If your organisation has struggled to move beyond pilots, the pattern is familiar and the fix is usually organisational, not algorithmic. Our note on why predictive maintenance programmes fail covers that ground and applies directly to how you should approach Condition Insight.
It assumes your data foundations are in order
IBM is explicit that Condition Insight reads what MAS already knows. That sounds inclusive until you examine the implications. If asset hierarchies are inconsistent, if failure coding is optional in practice, if meters are configured but readings are sporadic, or if FMEAs are a Word document owned by a reliability engineer who left last year, the agent has little to reason over.

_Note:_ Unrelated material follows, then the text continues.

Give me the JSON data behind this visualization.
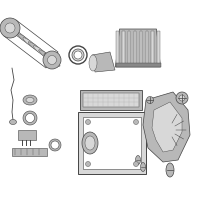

In the estates we look after, the most common gaps are:
- Failure coding enforced unevenly across sites, so history looks thinner than it is.
- Meter reading groups defined but not consistently populated, which hides slow drift.
- FMEA data captured outside Maximo, so failure modes are not linked to the asset records the AI agent will query.
- Duplicate asset records caused by historical migrations, which split condition evidence across ghost twins.
None of these are new problems. Condition Insight simply makes them more expensive to ignore.
What Functional Teams Should Check Now
You do not need to wait for a vendor presentation to do useful preparation. For teams on MAS 9.x or planning a move to it, the following are all worth working through in the next quarter.
- Rationalise your failure coding. Confirm that failure classes, problem codes, and failure codes are defined, required on closure, and actually being entered. Run a quick query against the last six months of closed work orders and look at how much content sits in the code structure versus the long description.
- Get FMEAs into Maximo. Agentic AI mapping condition to failure modes only works if the failure modes are present as structured data. Even a modest catalogue of critical assets with their top failure modes tied to job plans is a meaningful starting point.
- Clean up asset identity. Duplicate or orphaned assets will mislead any AI agent. A structured deduplication exercise, with ownership, is overdue in most estates.
- Validate meter coverage on critical assets. Condition Insight reads meter readings. If your critical assets have the right meter groups defined, and readings are coming in from the historian or inspection process, you are much closer to a useful pilot.
- Agree who owns the output. An AI recommendation is still a recommendation. Decide now whether a Condition Insight suggestion becomes a work request automatically, a triage item for a reliability engineer, or an alert that a planner reviews. That is a governance choice, not a product setting.
For teams already thinking about sequencing, our earlier piece on sequencing Monitor and Predict after Manage argues that advanced suite capabilities pay back faster when Manage is trusted first. The same logic applies to Condition Insight.
A Grounded View
Agentic AI in MAS is being marketed enthusiastically, and that is fair enough: this is the direction of travel IBM has signalled since the introduction of the Maximo AI Assistant. The useful posture for asset-management teams is neither cynicism nor early adoption for its own sake. It is to treat Condition Insight as a demanding new consumer of the data you already have, to close the gaps that consumer exposes, and to decide which assets genuinely warrant a condition-based approach before you ask an agent to recommend work against them.
Used that way, it is a practical accelerant for the move from reactive and calendar-based maintenance toward a condition-based posture. Used without that preparation, it becomes another dashboard nobody opens. The difference is not the technology.